Cisitu...

Saya lahir dan besar di Cisitu,... dulu Cisitu seperti sebuah desa. Seingat saya, tetangga saya hanya 4 atau 5 keluarga saja yang tinggal di daerah dimana saya tinggal. Bayangkan, dulu semua rumah yang ada disana adalah rumah panggung, dindingnya dari anyaman bambu yang kami sebut bilik (bhs sunda). Lengkap dengan 'golodog' dan tangga, yang selain berfungsi untuk naik dan masuk kedalam rumah, biasanya kami gunakan untuk gobrol dengan para tetangga yang hanya sedikit itu. Tetapi justru karena sedikit itu, hubungan antar tetangga berubah menjadi saudara.

Walaupun namanya Cisitu, air sangat sulit disini. Kami harus turun ke sungai Cikapundung yang letaknya jauh sekali. Dibawah sana, terdapat banyak sekali mata air, atas inisiatif hasil rembukan warga dibuatlah pancuran-pancuran yang berasal dari tampungan mata air itu, jadi biasanya kami tidak mandi di sungai, tetapi memanfaatkan jernihnya mata air ini untuk mandi dan mencuci pakaian. Nah, karena letaknya jauh dibawah, maka air sukar di temui ditempat kami tinggal. Jadi, setiap kali pulang dari sungai, para bapak membawa jerigen atau ember yang diisi air jernih dari mata air tadi,.... bayangkan, alhasil habis mandi, sampai rumah keringat kembali mengalir hehehe.

Aasinan, loncat tali, sonlah, gatrik, ucing-ucingan dan masih banyak lagi adalah permainan yang saya dan teman saya mainkan di sore hari di halaman rumah saya.
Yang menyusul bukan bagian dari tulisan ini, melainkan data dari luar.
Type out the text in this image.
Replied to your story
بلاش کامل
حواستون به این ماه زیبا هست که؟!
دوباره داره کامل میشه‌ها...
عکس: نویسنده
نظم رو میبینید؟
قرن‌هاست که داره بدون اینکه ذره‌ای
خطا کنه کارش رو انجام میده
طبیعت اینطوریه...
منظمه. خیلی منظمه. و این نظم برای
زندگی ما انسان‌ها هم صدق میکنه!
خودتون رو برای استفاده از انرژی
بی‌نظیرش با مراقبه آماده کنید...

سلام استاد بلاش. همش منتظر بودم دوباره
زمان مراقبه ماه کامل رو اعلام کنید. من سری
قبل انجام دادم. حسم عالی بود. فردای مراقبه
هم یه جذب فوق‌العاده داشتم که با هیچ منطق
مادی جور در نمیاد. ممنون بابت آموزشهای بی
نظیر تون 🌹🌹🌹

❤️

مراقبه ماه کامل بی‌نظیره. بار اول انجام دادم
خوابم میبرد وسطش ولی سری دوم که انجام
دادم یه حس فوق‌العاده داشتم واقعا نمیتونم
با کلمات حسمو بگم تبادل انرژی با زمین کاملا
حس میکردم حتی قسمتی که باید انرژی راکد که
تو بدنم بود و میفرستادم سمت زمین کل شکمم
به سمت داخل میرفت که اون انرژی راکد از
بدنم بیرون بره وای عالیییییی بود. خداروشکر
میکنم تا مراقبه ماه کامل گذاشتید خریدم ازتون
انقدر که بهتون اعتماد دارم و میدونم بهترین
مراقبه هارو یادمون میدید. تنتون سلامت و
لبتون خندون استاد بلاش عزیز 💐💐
Oya, setiap rumah punya halaman yang sangat luas. Halaman rumah saya ditumbuhi pohon jeruk bali, 2 pohon pepaya, dan sekeliling halaman rumah dikelilingi tanaman Baluntas (entah apa namanya dalam bahasa Indonesia). Tanaman ini sering direbus ibu saya untuk dijadikan urap.

Belum lagi suasana saat Lebaran tiba, saat mempersiapkan acara 17 Agustus yang selalu semarak, dan hmmmm saat terang bulan datang. Biasanya tetangga akan berkumpul di depan rumah duduk-duduk di atas golodong, ditemani dengan rebusan kacang tanah atau pisang rebus, menikmati terang alaminya bulan membuat orang bertahan untuk berlama-lama ngobrol kadang tak sadar tengah malam telah tiba.

Suasana seperti ini sering kali saya rindukan. Cisitu tempat dulu saya tinggal telah jauh berubah. Cisitu bukan lagi desa, tetapi telah jadi pemukiman yang cukup padat. Saya tak bisa lagi menemukan rumah dengan halaman yang luas dengan pohon-pohon besar tumbuh di halamannya, kini bahkan jarak satu rumah ke rumah lain hanya dibatasi oleh tembok rumah masing-masing. Tidak ada lagi orang bercakap-cakap sampai larut dibawah terang bulan, tidak ada lagi rasa persaudaraan yang kental, karena tempat itu sekarang dipenuhi oleh pendatang baru. Ya,..semuanya berubah. Kabar baiknya air yang dulu sulit didapat, sekarang air mengalir sangat lancar di daerah itu.

Saya merasa beruntung bisa melewati masa kecil saya di sebuah desa yang kaya akan rasa persaudaraan, tepo seliro, toleransi, juga yang kaya akan permainan yang tradisional yang sekarang agak susah untuk ditemukan, karena kalah oleh games yang lebih disukai anak-anak sekarang, termasuk anak saya. Kehidupan setiap periode memang berbeda ya..... Apapun yang terjadi saya selalu rindu Cisitu.........

Komentar

  1. hmmm..asyik sekali ya masa kecilnya. Sekarang mah yang kayak gini susaaaahhhh banget didapet.

    Anne

    BalasHapus
  2. Ah akhirnya bisa juga masuk kesini Ezri. Seneng ya punya pengalaman masa kecil yang asyik dan patut dikenang. Sekarang mah udah susaaaahhhh banget ketemu tempat yang kayak begini.

    Anne

    BalasHapus
  3. Hi Anne, thanks ya dah mampir di blog ku. Hm iya rasanya pengen lagi bisa main-main kayak zaman kecil dulu.

    BalasHapus
  4. cisitu semakin padat...pendatang baru terus berdatangan, tapi gua kok ngak inget masa kecil itu menyenangkan heheheh...

    BalasHapus
  5. ya loe masih kecil, palingan udah tidur...hehehe. inget nggak oom lani yang paling lucu kalau lagi gobrol...nggak kan? dia tuh paling bodor.